Le débat au sujet de l'utilisation correcte des tests démontrant l'ischémie n'a jamais été aussi actuel, sans doute parce que la gamme de techniques d'imagerie capables de démontrer une ischémie s'est fortement élargie ces dernières années. La 'bonne vieille' cycloergométrie n'est pas devenue tout à fait obsolète, mais son rôle s'est nettement réduit, surtout parce que sa sensibilité et sa spécificité sont faibles, en l'occurrence respectivement 45-50 % et 85-90 %. L'imagerie non invasive a acquis une place importante: échocardiographie de stress, scintigraphies de stress, MDCT (scanner multidétecteurs) et IRM.

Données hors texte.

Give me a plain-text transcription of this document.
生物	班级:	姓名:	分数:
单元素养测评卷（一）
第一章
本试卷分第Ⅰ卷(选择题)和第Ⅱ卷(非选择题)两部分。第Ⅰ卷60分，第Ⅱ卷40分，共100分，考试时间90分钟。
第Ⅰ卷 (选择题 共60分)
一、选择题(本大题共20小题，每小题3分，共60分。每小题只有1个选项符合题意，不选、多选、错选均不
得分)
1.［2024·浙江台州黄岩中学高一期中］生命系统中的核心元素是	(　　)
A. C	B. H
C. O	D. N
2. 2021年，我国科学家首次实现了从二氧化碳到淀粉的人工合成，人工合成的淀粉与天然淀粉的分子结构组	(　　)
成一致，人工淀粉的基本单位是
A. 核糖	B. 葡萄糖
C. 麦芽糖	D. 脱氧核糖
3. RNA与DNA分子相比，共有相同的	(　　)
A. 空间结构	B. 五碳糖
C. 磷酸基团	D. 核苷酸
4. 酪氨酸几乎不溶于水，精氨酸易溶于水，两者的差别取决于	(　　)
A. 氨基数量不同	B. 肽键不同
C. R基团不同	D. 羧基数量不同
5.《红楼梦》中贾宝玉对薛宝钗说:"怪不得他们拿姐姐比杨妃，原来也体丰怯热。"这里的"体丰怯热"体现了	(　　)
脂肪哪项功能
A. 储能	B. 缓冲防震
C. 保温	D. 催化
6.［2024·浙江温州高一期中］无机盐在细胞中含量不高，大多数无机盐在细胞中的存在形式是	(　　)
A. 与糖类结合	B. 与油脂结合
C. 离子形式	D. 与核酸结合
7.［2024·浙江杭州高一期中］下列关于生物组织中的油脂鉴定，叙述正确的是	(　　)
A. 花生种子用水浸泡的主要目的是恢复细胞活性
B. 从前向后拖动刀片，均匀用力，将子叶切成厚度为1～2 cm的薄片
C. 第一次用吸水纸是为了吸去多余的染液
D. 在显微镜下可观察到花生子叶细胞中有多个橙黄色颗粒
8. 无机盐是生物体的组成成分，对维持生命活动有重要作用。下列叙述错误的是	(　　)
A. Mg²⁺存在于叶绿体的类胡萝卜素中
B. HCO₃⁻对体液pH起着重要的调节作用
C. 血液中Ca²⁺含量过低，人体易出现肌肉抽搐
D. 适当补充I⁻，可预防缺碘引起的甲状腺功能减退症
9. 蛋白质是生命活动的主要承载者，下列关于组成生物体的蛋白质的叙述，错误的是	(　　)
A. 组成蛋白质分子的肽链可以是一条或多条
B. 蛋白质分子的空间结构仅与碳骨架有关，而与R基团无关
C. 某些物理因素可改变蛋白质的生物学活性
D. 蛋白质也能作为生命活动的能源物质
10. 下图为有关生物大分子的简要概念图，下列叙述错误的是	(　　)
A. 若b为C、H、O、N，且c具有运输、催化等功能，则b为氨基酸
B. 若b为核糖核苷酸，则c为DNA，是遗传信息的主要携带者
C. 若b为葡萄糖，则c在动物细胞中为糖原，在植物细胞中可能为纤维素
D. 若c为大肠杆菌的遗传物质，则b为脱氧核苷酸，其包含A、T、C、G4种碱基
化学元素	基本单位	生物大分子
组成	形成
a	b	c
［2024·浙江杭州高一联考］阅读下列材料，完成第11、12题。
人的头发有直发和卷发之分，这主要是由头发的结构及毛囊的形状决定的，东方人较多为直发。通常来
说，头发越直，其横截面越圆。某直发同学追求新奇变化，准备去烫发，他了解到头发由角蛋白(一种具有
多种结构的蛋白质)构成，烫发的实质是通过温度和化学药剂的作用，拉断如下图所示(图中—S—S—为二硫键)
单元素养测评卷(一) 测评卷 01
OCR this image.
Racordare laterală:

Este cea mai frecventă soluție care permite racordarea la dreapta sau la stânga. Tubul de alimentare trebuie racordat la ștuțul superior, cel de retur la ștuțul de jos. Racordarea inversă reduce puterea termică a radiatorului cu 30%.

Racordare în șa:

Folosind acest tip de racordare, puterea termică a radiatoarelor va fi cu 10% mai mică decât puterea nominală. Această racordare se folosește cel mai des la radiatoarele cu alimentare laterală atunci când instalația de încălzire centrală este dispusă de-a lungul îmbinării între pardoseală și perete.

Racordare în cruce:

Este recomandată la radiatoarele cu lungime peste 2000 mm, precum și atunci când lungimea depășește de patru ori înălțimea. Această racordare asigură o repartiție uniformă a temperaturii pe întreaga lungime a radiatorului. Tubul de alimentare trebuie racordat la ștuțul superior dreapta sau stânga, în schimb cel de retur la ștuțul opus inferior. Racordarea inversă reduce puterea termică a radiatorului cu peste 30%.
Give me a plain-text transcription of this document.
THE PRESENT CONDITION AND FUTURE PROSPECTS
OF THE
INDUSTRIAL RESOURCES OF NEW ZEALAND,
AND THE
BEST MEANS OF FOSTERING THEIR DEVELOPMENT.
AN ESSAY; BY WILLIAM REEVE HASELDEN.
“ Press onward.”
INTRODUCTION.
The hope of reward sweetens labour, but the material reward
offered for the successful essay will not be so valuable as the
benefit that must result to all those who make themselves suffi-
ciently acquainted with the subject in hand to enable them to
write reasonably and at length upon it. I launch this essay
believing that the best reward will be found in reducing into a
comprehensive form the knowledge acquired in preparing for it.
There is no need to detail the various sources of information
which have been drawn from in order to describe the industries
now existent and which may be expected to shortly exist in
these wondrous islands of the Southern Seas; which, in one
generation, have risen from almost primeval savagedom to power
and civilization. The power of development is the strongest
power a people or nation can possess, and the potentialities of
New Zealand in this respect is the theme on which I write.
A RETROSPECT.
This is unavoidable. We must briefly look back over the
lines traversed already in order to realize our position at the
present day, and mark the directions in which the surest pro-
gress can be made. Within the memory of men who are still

En ce qui concerne la détection d'une maladie coronarienne (CAD: coronary artery disease), il faut distinguer deux situations: la présence d'athéromatose, le processus pathologique, d'une part, et la présence d'une maladie coronarienne obstructive, potentiellement source d'ischémie, d'autre part. En outre, nous devons déterminer à l'avance la probabilité prétest qu'un patient individuel puisse souffrir d'une maladie coronarienne, étant donné que la plus-value diagnostique d'un test d'ischémie dépend fortement de la probabilité prétest que le patient puisse souffrir d'une maladie coronarienne significative (théorie de Bayes).

Compte tenu de ces données, l'ESC propose de distinguer deux grands groupes: les patients courant un risque faible à intermédiaire et ceux courant un risque intermédiaire à élevé.1 Dans le premier cas, il faudrait se cibler sur la détection de l'athérosclérose, dans le deuxième cas, sur celle de l'ischémie. Dans le premier cas, le MDCT 'se taille la part du lion' (CAC, calcul du score calcique, et angiographie coronaire non invasive); dans le deuxième cas, on peut utiliser un examen d'imagerie pour démontrer l'ischémie. L'ESC ne précise pas vraiment quel test est préférable pour démontrer l'ischémie, ce qui est compréhensible, étant donné que tous ces tests ont une précision avoisinant 85 %. Cela signifie que ces tests donnent une réponse erronée dans 15 % des cas, ce qui constitue un motif pour ne pas utiliser de techniques d'imagerie non invasives pour la détection de l'ischémie chez des patients courant un très faible risque et chez ceux courant un risque très élevé, étant donné que la probabilité est grande que le test donne davantage de réponses erronées que si on ne pratiquait pas de test complémentaire.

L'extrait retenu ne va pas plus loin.